A Mother’s Heart
A Mother’s Heart
A mother grapples with the permanent loss of her son, Denzil, as he enters the Novitiate. She fears he’s becoming a stranger.
Susan had always been good at reading the silences between words, especially Thomas’s. She’d thought that asking him to help with the packing might ease the weight of what lay ahead – those difficult days that would test them both. But his sharp, clipped answers told her everything she needed to know. It was better to let him be.
She had always been the practical one, the one who faced hard truths without flinching. Yet neither of them had ever imagined sending their eldest away for so long. The Novitiate – even the word felt heavy on her tongue.
Thomas, in his quiet way, had made peace with it. “We’re giving him to God,” he would say, as if repetition might make the sacrifice feel less like loss. “Surely we must love God more than our own children.” The words sounded right, biblical even, but Susan wondered if Thomas truly believed them, or if he was simply trying to convince himself.

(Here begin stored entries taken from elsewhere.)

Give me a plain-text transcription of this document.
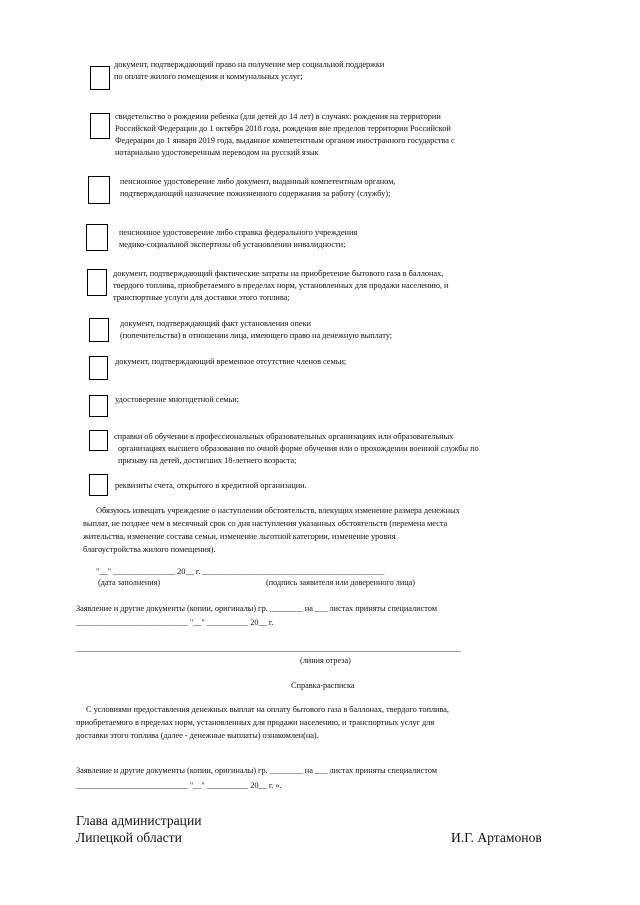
документ, подтверждающий право на получение мер социальной поддержки
по оплате жилого помещения и коммунальных услуг;
свидетельство о рождении ребенка (для детей до 14 лет) в случаях: рождения на территории
Российской Федерации до 1 октября 2018 года, рождения вне пределов территории Российской
Федерации до 1 января 2019 года, выданное компетентным органом иностранного государства с
нотариально удостоверенным переводом на русский язык
пенсионное удостоверение либо документ, выданный компетентным органом,
подтверждающий назначение пожизненного содержания за работу (службу);
пенсионное удостоверение либо справка федерального учреждения
медико-социальной экспертизы об установлении инвалидности;
документ, подтверждающий фактические затраты на приобретение бытового газа в баллонах,
твердого топлива, приобретаемого в пределах норм, установленных для продажи населению, и
транспортные услуги для доставки этого топлива;
документ, подтверждающий факт установления опеки
(попечительства) в отношении лица, имеющего право на денежную выплату;
документ, подтверждающий временное отсутствие членов семьи;
удостоверение многодетной семьи;
справки об обучении в профессиональных образовательных организациях или образовательных
организациях высшего образования по очной форме обучения или о прохождении военной службы по
призыву на детей, достигших 18-летнего возраста;
реквизиты счета, открытого в кредитной организации.
Обязуюсь извещать учреждение о наступлении обстоятельств, влекущих изменение размера денежных
выплат, не позднее чем в месячный срок со дня наступления указанных обстоятельств (перемена места
жительства, изменение состава семьи, изменение льготной категории, изменение уровня
благоустройства жилого помещения).
"__" _______________ 20__ г. ____________________________________________
(дата заполнения)	(подпись заявителя или доверенного лица)
Заявление и другие документы (копии, оригиналы) гр. ________ на ___ листах приняты специалистом
___________________________ "__" __________ 20__ г.
_____________________________________________________________________________________________
(линия отреза)
Справка-расписка
С условиями предоставления денежных выплат на оплату бытового газа в баллонах, твердого топлива,
приобретаемого в пределах норм, установленных для продажи населению, и транспортных услуг для
доставки этого топлива (далее - денежные выплаты) ознакомлен(на).
Заявление и другие документы (копии, оригиналы) гр. ________ на ___ листах приняты специалистом
___________________________ "__" __________ 20__ г. ».
Глава администрации
Липецкой области	И.Г. Артамонов
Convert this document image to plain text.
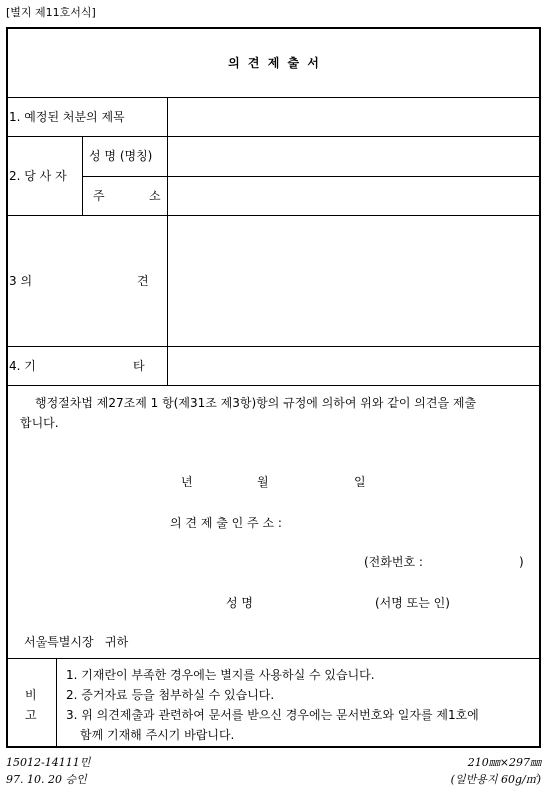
[별지 제11호서식]
의 견 제 출 서
1. 예정된 처분의 제목
2. 당 사 자
성 명 (명칭)
주	소
3 의	견
4. 기	타
행정절차법 제27조제 1 항(제31조 제3항)항의 규정에 의하여 위와 같이 의견을 제출
합니다.
년	월	일
의 견 제 출 인 주 소 :
(전화번호 :	)
성 명	(서명 또는 인)
서울특별시장   귀하
비
고
1. 기재란이 부족한 경우에는 별지를 사용하실 수 있습니다.
2. 증거자료 등을 첨부하실 수 있습니다.
3. 위 의견제출과 관련하여 문서를 받으신 경우에는 문서번호와 일자를 제1호에
함께 기재해 주시기 바랍니다.
15012-14111민
97. 10. 20 승인
210㎜×297㎜
(일반용지 60g/㎡)
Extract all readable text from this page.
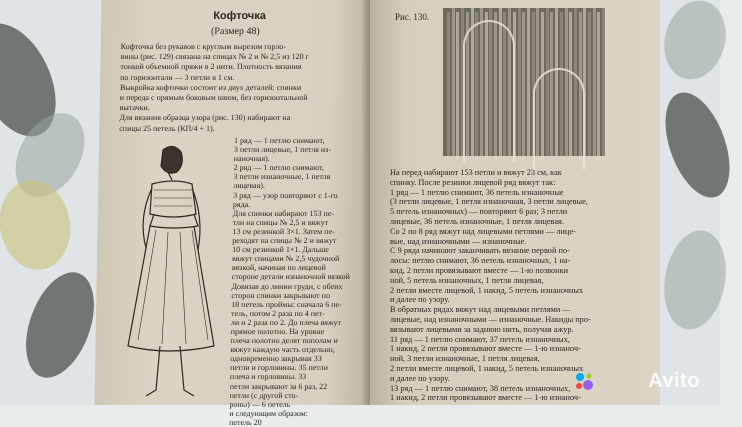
Кофточка
(Размер 48)
Кофточка без рукавов с круглым вырезом горло-
вины (рис. 129) связана на спицах № 2 и № 2,5 из 120 г
тонкой объемной пряжи в 2 нити. Плотность вязания
по горизонтали — 3 петли в 1 см.
Выкройка кофточки состоит из двух деталей: спинки
и переда с прямым боковым швом, без горизонтальной
вытачки.
Для вязания образца узора (рис. 130) набирают на
спицы 25 петель (КП/4 + 1).
1 ряд — 1 петлю снимают,
3 петли лицевые, 1 петля из-
наночная).
2 ряд — 1 петлю снимают,
3 петли изнаночные, 1 петля
лицевая).
3 ряд — узор повторяют с 1-го
ряда.
Для спинки набирают 153 пе-
тли на спицы № 2,5 и вяжут
13 см резинкой 3×1. Затем пе-
реходят на спицы № 2 и вяжут
10 см резинкой 1×1. Дальше
вяжут спицами № 2,5 чудочной
вязкой, начиная по лицевой
стороне детали изнаночной вязкой
Довязав до линии груди, с обеих
сторон спинки закрывают по
18 петель проймы: сначала 6 пе-
тель, потом 2 раза по 4 пет-
ли и 2 раза по 2. До плеча вяжут
прямое полотно. На уровне
плеча полотно делят пополам и
вяжут каждую часть отдельно,
одновременно закрывая 33
петли и горловины. 35 петли
плеча и горловины. 33
петли закрывают за 6 раз, 22
петли (с другой сто-
роны) — 6 петель
и следующим образом:
петель 20
Рис. 130.
На перед набирают 153 петли и вяжут 23 см, как
спинку. После резинки лицевой ряд вяжут так:
1 ряд — 1 петлю снимают, 36 петель изнаночные
(3 петли лицевые, 1 петля изнаночная, 3 петли лицевые,
5 петель изнаночных) — повторяют 6 раз; 3 петли
лицевые, 36 петель изнаночные, 1 петля лицевая.
Со 2 по 8 ряд вяжут над лицевыми петлями — лице-
вые, над изнаночными — изнаночные.
С 9 ряда начинают заканчивать вязание первой по-
лосы: петлю снимают, 36 петель изнаночных, 1 на-
кид, 2 петли провязывают вместе — 1-ю позвонки
ной, 5 петель изнаночных, 1 петля лицевая,
2 петли вместе лицевой, 1 накид, 5 петель изнаночных
и далее по узору.
В обратных рядах вяжут над лицевыми петлями —
лицевые, над изнаночными — изнаночные. Накиды про-
вязывают лицевыми за заднюю нить, получая ажур.
11 ряд — 1 петлю снимают, 37 петель изнаночных,
1 накид, 2 петли провязывают вместе — 1-ю изнаноч-
ной, 3 петли изнаночные, 1 петля лицевая,
2 петли вместе лицевой, 1 накид, 5 петель изнаночных
и далее по узору.
13 ряд — 1 петлю снимают, 38 петель изнаночных,
1 накид, 2 петли провязывают вместе — 1-ю изнаноч-
Avito
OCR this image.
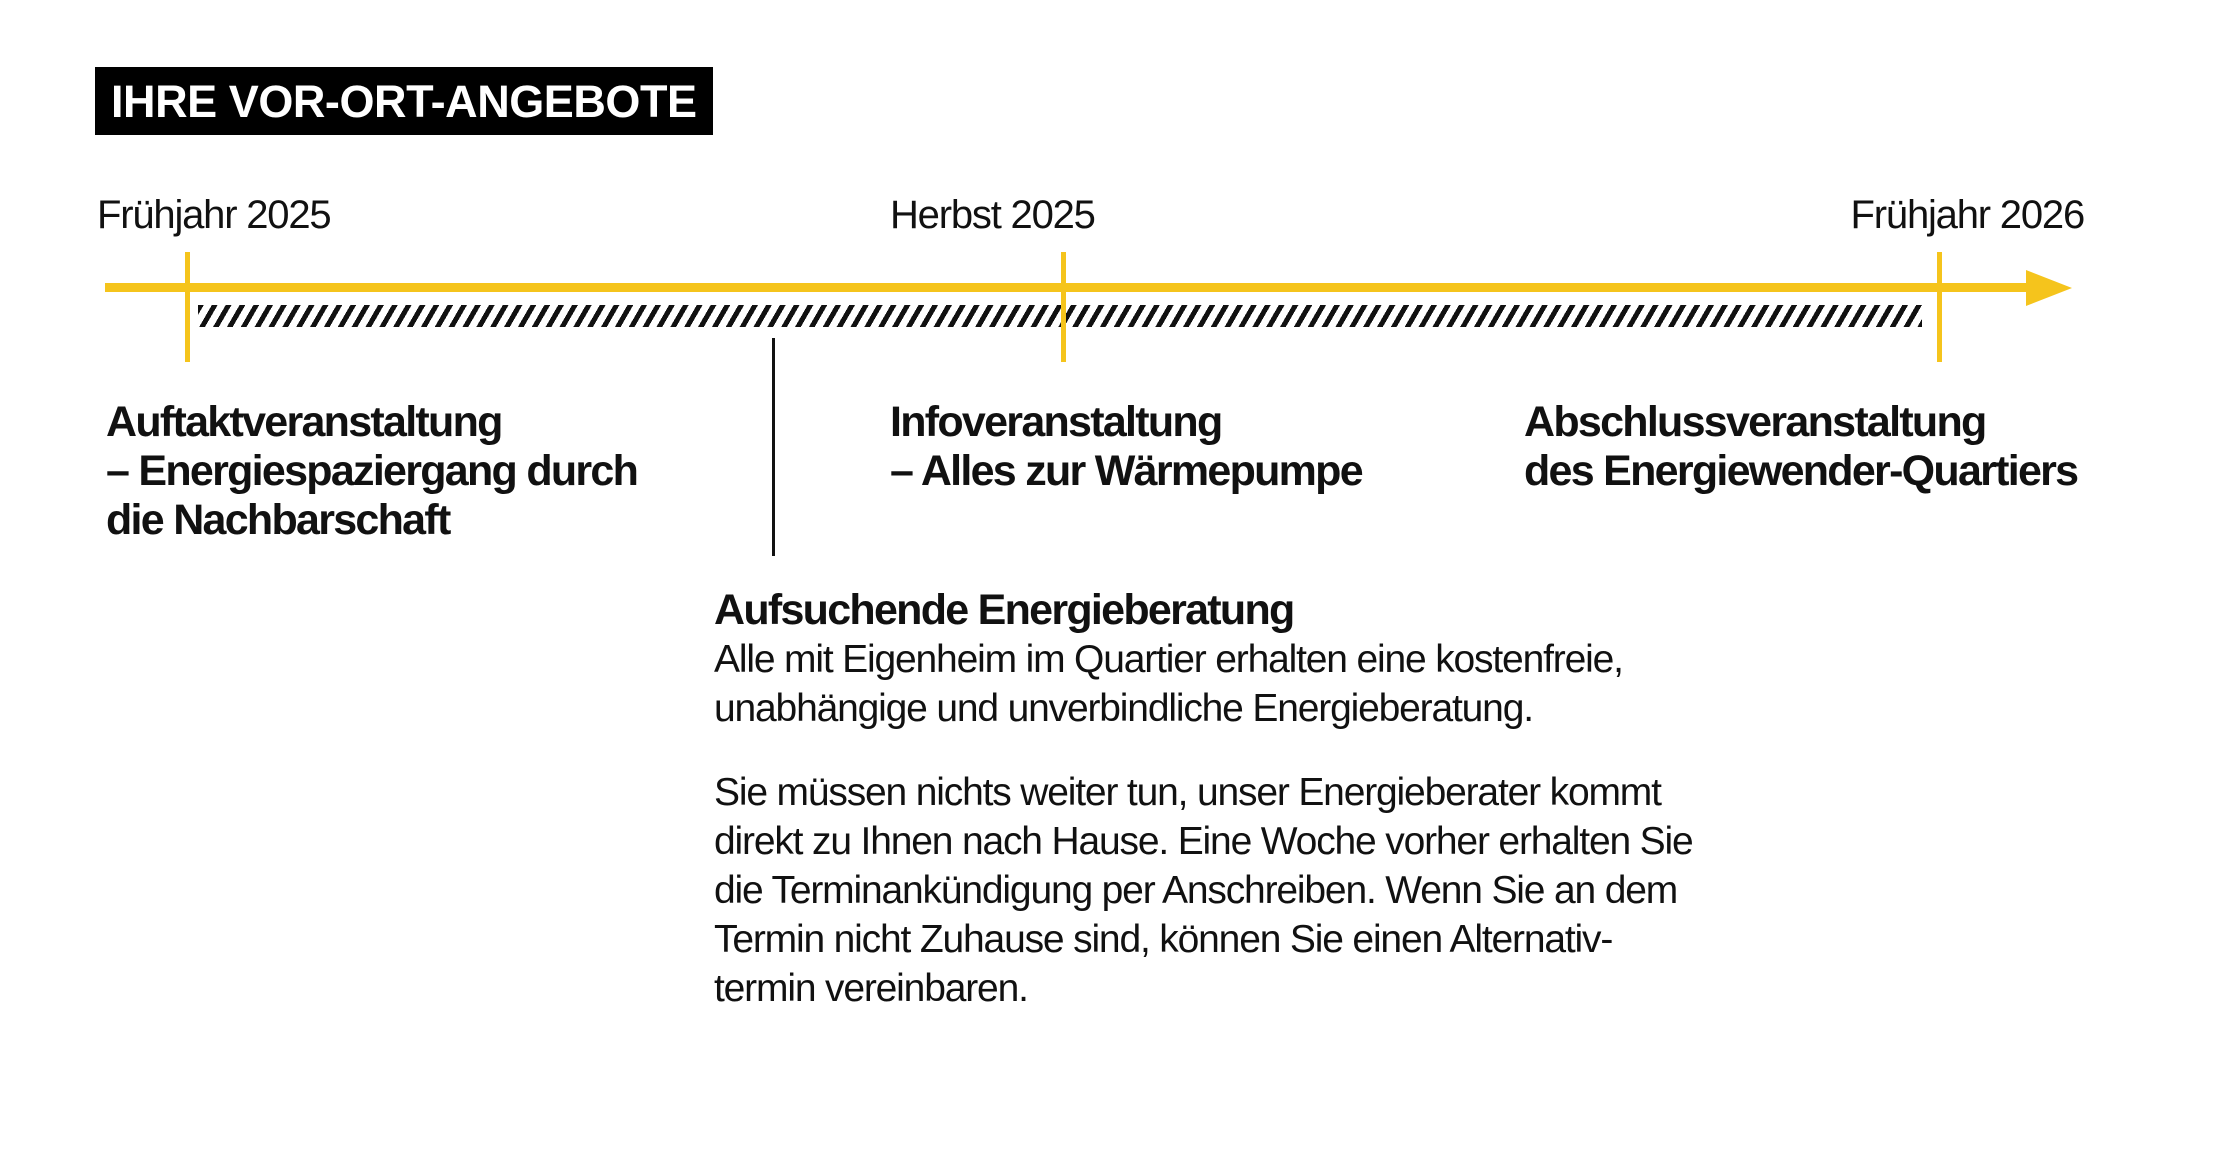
IHRE VOR-ORT-ANGEBOTE
Frühjahr 2025	Herbst 2025	Frühjahr 2026
Auftaktveranstaltung
– Energiespaziergang durch
die Nachbarschaft
Infoveranstaltung
– Alles zur Wärmepumpe
Abschlussveranstaltung
des Energiewender-Quartiers
Aufsuchende Energieberatung
Alle mit Eigenheim im Quartier erhalten eine kostenfreie,
unabhängige und unverbindliche Energieberatung.
Sie müssen nichts weiter tun, unser Energieberater kommt
direkt zu Ihnen nach Hause. Eine Woche vorher erhalten Sie
die Terminankündigung per Anschreiben. Wenn Sie an dem
Termin nicht Zuhause sind, können Sie einen Alternativ-
termin vereinbaren.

Wattala wasn’t far – an hour by train, perhaps less by bus. But distance, Susan knew, wasn’t always measured in miles. Once Denzil entered that world of prayers and studies, of bells and silence, he would begin to belong somewhere else. She had seen it happen before.
Hadn’t it happened to her? She could never return to her childhood home in Eldeniya, not really. The girl who had run barefoot through those fields was gone, replaced by someone else entirely.
Even now, she could see the change beginning in Denzil. Just moving to grade five had made him more serious, more distant. He spent long hours alone, reading or simply staring out of the window. When she tried to talk to him, really talk to him, she found herself addressing a stranger wearing her son’s face.
What would the Novitiate do to him? Would they take away his laugh, his mischievous grin, his way of humming old film songs while doing his homework? Would they teach him to walk softly, speak softly, until even his presence in a room became whisper-quiet?
Standing there with his half-packed suitcase, Susan felt the first real stab of fear. Not fear for his safety – the Brothers would take good care of him – but fear that she was losing him already, that the boy who still climbed into her bed during thunderstorms was already slipping away, becoming someone she might never fully know again.